22 Kasım 2009 Pazar

Hakem Triosu Ahlaklı mı?



Herhalde başka maç seyrettim ben, Erman'ın sakinliği, Şansal'ın mutluluğu benim başka bir maçı seyretmemden.

Bunların rengi belli zaten ama ben Rıdvan'a takıldım en çok. Kontratak oynuyormuş Fenerbahçe. Dedim ya başka maç seyrettim ben. 11 adam yarı saha çizgisinin gerisinde, topun peşinde bir oraya bir buraya koşturuyor, alan kapatıyor, kanal daraltıyor, kaptığı toplarla hızlı hızlı atağa çıkmaya çalışıyor. Top ayaklarında en fazla 10-15 saniye kalıyor, sonra yine aynı döngü, yarı sahasına kapanan 11 adam tekrar başlıyor topun peşinden koşmaya...

Bir anlık sakatlık dalgınlığı, yerde yatmak profesyonelliği dururken, seke seke topun peşinden koşma delikanlılığı ve sezon boyu belki bir belki hiç kere atılabilecek bir gol. Hemen ardından 22 saatlik uçak mağduru Bobo'nun dönmesine izin veriyor, bir gol daha. Lugano sezon boyu, bir adamın yüzünü o şekilde döndürmez kaleye. Ama bir sene içinde belki olur belki olmaz işler, 3 dakikada oluverdi. Bitti gitti. Olur, futbol bu, başka türlü de yenemezlerdi zaten.

Ve skor yazarları devrede, 2-0'dan sonra Daum'un yaptığı hatalar varmış. Evet var ama 2-0 maç işte. Kazım kendini attırmış. Hayır attırmadı, yardımcı hakem, Beşiktaş altyapısında oynamış Bahattin Duran şikayet etti abisine, üçlü çektirici Fırat attı. Kazım attırmadı kendisini, hem suçlu hem dayak yemiş çocuk edasıyla Kazım'a doğru 20 metre depar atan Bahattin attırdı, Beşiktaş altyapısında top oynamış Bahattin...
Diğer yardımcının verdiği gol, 3. gol olmasaydı da 1. gol olsaydı ne olurdu. Milimlik Beşiktaş ofsaytlarını kaldırmayan yardımcıdan bahsediyorum. Gökhan'ın pozisyonunda, üçlü çektirici Fırat'ı uyaramayan yardımcı. Uyaramayıcı yardımcı...
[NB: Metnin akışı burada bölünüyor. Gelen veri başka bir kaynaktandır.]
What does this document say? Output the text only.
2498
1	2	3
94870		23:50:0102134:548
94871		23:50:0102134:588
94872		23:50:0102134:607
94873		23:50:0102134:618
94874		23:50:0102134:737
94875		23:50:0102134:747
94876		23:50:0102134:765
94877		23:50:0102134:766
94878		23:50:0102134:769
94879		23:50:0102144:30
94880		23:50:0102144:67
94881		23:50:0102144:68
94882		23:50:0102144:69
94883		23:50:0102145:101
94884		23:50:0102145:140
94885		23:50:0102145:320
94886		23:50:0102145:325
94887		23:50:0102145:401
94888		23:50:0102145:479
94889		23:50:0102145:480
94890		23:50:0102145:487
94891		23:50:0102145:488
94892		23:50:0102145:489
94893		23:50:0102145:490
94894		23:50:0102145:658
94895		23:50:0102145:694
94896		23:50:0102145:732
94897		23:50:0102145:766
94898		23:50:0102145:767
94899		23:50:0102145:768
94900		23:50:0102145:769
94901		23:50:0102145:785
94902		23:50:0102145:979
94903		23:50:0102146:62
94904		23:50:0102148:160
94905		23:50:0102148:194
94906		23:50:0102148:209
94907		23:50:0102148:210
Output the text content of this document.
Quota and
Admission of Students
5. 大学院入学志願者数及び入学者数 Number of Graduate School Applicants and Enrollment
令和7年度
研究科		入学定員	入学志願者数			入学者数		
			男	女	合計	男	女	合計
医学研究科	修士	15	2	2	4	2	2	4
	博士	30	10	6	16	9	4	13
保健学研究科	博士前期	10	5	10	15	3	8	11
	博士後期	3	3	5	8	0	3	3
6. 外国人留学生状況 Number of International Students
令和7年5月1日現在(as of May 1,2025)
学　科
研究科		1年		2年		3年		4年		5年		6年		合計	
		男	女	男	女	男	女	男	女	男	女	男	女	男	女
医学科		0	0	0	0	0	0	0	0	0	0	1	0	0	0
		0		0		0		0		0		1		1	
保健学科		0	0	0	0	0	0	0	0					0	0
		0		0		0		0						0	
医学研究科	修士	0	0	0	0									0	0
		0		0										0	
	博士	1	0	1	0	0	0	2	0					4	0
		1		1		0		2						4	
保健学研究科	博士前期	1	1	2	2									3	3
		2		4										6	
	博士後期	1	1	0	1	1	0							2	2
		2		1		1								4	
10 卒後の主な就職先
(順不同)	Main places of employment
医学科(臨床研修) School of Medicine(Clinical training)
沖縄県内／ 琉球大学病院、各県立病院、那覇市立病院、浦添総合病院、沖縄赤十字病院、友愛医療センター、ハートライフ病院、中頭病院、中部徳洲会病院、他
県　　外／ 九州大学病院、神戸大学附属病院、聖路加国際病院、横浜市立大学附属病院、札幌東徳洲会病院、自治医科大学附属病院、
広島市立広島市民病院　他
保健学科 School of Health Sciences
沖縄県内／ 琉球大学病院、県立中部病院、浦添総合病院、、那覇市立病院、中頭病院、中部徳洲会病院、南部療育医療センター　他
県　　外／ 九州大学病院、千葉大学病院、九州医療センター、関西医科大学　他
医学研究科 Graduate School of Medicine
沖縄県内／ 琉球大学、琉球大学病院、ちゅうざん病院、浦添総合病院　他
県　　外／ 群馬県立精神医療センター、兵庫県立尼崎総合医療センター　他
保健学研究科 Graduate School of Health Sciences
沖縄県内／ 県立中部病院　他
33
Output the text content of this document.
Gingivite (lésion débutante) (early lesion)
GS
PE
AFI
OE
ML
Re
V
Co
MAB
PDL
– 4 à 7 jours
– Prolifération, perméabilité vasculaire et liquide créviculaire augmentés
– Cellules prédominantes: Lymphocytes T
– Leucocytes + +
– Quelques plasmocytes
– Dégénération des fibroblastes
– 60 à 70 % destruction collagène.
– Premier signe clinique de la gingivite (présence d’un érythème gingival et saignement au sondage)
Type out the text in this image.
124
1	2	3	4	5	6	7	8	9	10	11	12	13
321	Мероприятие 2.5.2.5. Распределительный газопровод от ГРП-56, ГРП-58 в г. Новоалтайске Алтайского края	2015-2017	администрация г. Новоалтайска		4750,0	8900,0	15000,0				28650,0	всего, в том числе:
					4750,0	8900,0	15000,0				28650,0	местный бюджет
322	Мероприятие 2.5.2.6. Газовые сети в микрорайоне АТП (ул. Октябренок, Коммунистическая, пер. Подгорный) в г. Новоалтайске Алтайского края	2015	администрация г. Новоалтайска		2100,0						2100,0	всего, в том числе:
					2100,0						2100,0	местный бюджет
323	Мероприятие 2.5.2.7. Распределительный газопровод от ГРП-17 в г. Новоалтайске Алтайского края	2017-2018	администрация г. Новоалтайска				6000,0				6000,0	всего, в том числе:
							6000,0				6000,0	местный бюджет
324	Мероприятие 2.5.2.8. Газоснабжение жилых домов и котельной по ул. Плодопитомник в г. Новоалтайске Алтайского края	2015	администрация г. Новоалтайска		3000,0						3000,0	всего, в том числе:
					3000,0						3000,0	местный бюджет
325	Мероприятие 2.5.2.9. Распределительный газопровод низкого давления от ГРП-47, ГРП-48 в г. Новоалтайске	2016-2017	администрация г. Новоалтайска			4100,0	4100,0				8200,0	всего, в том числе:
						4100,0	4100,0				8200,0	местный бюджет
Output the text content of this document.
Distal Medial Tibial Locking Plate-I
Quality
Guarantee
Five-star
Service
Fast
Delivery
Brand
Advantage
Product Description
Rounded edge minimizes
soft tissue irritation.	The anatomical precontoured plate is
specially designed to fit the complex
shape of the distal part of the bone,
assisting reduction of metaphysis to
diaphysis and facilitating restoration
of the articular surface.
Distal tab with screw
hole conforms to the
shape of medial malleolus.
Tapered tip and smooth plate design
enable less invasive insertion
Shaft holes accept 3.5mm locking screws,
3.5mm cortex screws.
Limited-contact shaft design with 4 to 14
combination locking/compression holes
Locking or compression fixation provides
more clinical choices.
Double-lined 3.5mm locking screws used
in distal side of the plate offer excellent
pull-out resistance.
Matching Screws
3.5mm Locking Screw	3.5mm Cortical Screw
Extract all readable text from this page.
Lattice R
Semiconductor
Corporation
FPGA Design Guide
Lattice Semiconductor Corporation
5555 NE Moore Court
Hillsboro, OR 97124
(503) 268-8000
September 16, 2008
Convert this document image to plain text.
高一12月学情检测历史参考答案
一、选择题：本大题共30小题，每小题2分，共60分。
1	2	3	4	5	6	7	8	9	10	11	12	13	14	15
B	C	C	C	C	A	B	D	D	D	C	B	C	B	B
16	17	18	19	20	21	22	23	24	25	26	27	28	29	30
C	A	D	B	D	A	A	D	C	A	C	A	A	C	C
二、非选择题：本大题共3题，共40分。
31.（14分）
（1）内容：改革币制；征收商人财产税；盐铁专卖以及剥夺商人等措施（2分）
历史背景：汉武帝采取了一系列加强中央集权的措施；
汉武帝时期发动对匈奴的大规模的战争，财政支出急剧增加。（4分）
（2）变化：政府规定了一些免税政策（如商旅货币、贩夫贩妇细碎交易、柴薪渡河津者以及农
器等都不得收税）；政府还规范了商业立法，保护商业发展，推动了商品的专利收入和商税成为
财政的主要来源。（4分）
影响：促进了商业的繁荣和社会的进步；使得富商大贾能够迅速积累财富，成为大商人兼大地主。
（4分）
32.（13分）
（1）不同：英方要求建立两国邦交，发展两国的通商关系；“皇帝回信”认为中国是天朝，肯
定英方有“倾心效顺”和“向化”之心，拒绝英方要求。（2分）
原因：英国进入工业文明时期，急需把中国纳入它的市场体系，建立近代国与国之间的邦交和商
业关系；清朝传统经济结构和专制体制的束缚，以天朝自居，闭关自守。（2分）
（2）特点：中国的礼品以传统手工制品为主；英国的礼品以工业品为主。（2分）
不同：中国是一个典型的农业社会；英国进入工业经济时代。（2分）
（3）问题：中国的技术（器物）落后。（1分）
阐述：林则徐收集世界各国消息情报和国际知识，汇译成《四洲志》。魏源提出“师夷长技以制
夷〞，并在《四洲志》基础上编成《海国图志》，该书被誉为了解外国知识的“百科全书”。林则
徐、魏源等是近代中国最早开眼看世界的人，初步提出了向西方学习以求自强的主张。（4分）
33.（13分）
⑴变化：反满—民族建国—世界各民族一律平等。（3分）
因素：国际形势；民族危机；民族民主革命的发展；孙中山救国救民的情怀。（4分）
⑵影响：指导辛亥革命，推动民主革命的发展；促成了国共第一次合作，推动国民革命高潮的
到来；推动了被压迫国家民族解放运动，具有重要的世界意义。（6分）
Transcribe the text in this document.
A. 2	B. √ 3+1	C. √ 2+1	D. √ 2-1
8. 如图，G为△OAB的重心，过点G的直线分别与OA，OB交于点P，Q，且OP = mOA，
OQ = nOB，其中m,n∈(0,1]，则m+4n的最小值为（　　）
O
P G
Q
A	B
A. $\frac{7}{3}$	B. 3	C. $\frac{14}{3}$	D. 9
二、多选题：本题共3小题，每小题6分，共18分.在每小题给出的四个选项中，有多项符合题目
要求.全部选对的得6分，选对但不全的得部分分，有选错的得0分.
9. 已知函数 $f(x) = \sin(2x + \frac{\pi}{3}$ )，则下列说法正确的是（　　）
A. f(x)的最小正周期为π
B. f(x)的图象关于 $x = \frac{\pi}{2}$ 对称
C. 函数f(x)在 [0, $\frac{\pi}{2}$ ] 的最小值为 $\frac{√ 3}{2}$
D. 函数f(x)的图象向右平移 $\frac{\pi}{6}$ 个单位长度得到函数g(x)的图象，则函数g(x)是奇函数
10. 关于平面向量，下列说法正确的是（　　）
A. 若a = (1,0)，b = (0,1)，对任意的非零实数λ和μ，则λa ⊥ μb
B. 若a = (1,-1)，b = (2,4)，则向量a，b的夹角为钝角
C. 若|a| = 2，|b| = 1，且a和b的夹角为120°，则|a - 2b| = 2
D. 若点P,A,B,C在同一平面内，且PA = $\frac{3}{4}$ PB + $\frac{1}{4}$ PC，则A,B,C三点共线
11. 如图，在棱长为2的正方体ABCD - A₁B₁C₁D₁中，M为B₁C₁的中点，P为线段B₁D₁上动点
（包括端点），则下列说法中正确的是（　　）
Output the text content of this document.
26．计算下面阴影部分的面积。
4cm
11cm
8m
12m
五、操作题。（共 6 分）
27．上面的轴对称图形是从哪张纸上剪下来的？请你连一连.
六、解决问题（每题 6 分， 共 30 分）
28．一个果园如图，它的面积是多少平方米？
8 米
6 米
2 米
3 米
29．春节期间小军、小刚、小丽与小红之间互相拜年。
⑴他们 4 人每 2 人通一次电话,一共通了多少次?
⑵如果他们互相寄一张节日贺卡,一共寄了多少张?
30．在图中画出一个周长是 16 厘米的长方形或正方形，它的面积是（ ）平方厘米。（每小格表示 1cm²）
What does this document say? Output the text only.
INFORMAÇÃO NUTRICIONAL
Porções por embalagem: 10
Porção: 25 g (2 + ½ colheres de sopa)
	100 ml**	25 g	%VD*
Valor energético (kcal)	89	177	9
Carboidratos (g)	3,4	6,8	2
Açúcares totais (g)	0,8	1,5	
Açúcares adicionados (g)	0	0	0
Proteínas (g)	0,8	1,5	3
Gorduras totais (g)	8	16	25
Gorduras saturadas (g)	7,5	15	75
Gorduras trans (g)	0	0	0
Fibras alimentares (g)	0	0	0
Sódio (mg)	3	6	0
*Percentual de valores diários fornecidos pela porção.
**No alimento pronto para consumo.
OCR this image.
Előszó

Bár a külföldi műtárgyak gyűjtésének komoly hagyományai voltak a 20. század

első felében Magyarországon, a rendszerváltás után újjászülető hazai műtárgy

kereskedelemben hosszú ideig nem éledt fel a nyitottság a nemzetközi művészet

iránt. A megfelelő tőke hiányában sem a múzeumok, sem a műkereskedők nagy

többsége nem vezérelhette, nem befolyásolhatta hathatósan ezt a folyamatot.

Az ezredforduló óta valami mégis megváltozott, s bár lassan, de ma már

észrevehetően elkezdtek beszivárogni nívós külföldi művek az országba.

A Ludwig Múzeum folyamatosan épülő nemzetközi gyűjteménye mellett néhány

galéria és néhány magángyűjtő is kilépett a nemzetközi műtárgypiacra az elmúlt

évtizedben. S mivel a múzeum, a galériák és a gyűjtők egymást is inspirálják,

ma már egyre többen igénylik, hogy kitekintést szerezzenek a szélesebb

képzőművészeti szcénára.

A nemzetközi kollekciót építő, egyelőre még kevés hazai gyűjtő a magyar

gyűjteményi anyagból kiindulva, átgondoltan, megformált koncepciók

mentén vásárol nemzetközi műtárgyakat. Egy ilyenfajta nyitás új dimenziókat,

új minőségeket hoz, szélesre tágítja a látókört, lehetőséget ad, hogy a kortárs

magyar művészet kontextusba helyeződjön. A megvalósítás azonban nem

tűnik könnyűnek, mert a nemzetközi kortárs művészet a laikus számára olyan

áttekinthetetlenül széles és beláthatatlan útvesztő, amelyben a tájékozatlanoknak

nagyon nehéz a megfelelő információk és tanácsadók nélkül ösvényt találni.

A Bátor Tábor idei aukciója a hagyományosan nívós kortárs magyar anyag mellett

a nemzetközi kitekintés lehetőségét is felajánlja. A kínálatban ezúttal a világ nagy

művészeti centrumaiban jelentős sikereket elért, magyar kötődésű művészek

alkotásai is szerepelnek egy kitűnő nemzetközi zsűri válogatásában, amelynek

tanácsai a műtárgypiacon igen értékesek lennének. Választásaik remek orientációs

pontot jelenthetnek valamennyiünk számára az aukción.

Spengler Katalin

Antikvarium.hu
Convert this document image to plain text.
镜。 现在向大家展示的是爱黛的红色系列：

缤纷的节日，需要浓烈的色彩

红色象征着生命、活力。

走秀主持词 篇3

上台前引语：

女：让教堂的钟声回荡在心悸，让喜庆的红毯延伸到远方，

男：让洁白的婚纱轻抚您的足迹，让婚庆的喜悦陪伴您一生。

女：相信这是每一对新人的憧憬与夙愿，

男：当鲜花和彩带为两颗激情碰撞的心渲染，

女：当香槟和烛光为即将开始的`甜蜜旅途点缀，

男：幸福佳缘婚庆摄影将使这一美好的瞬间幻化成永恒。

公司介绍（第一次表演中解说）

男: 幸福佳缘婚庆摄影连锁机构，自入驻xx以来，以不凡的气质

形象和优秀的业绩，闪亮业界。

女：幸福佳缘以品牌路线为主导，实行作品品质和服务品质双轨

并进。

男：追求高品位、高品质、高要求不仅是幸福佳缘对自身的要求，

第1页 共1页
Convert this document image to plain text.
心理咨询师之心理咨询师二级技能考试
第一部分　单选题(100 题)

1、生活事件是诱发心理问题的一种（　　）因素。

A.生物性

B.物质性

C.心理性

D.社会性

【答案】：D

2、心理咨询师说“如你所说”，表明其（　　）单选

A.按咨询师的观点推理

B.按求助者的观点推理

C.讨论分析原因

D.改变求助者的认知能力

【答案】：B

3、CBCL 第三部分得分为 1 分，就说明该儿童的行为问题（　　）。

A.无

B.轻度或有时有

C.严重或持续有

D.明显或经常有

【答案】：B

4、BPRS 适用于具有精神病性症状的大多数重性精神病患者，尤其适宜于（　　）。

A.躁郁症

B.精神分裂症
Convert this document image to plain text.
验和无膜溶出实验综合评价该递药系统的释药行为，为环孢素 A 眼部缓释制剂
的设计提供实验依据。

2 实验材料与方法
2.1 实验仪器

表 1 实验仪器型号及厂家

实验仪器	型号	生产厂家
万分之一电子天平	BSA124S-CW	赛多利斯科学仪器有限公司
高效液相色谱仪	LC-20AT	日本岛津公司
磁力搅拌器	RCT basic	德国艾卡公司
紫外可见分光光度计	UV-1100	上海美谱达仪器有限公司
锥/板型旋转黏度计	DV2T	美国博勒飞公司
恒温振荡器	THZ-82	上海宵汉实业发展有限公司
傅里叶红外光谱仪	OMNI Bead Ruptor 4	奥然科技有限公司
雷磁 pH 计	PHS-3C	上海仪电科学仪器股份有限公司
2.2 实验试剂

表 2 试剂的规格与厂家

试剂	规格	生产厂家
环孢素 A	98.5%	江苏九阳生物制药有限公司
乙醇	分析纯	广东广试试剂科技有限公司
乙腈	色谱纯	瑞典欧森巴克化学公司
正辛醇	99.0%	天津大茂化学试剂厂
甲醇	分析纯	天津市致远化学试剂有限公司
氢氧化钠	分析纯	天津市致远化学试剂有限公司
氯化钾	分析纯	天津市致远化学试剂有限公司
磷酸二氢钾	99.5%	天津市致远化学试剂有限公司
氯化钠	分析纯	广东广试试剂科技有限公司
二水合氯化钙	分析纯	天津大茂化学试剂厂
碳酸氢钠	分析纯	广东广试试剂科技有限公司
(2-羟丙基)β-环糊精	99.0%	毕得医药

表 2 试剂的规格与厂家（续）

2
İlk yarının 10. dakikasından sonra, Beşiktaş yarı sahasında 800 yüz bin adet faule mağruz kalan Fenerbahçeli futbolcular kötü oynadılar 55. dakikadan sonra. Tek tek saydım, tam 800 yüz bin faul yapıldı. Bunların 400 yüz bini Kazım'a yapıldı. Twitter Kazım, 8jk yazan hani...

Hiçbirini çalamadı üçlü çektirici Fırat, Beşiktaşlılığı tescilli Fırat, tribünlere şirin gözükmeye çalışan Fırat. Kim bilir belki arkadaşları vardı da, onları üzmek istemedi Fırat. Bence sigarayı bıraksın Fırat, bellki görüş alanını daraltıyor sigara dumanı, ciğerlerden yukarı sızıntı yapıyor. Yoksa Gökhan'a yapılan penaltıyı vermeyen hakemin, hakemliğini bitirirler bu ülkede. Gökhan başka renkli bir forma giyiyorsa tabi, o forma Fenerbahçe formasıysa konuşulmaz bile o pozisyon, değil mi Erman, hormonlu meyve üstadı Erman, patronu Şansal Erman!

3-0 kaybettik. Kötü oynadığımız için değil, biraz futbol şansı, bariz hakem hatalarıyla kaybettik. Bu maça neden atandıkları belli olan hakem üçlüsü sayesinde 3-0 kaybettik.

Neye yaradı şimdi 8'de 8. Neye yaradı g'sarayı ezmek.

İlk devreyi kaçıncı sırada bitiririz şimdi?

Bilica'ya ceza aldırdı, Kazım'a kırmızı çıkarttı, sırada kim var şimdi? Söylesene Erman, sırada kim var. Yoksa bu kez kulağına mı fısıldadın federasyonun ya da mhk'nın.

55. dakikadan itibaren bir daha izlesin bizim teknik ekip maçı, sonra futbolcuları çağırıp bir de onlara izletsinler. Tamam, hakem hataları oldu falan ama o dakikadan sonra bizimkilere ne oldu?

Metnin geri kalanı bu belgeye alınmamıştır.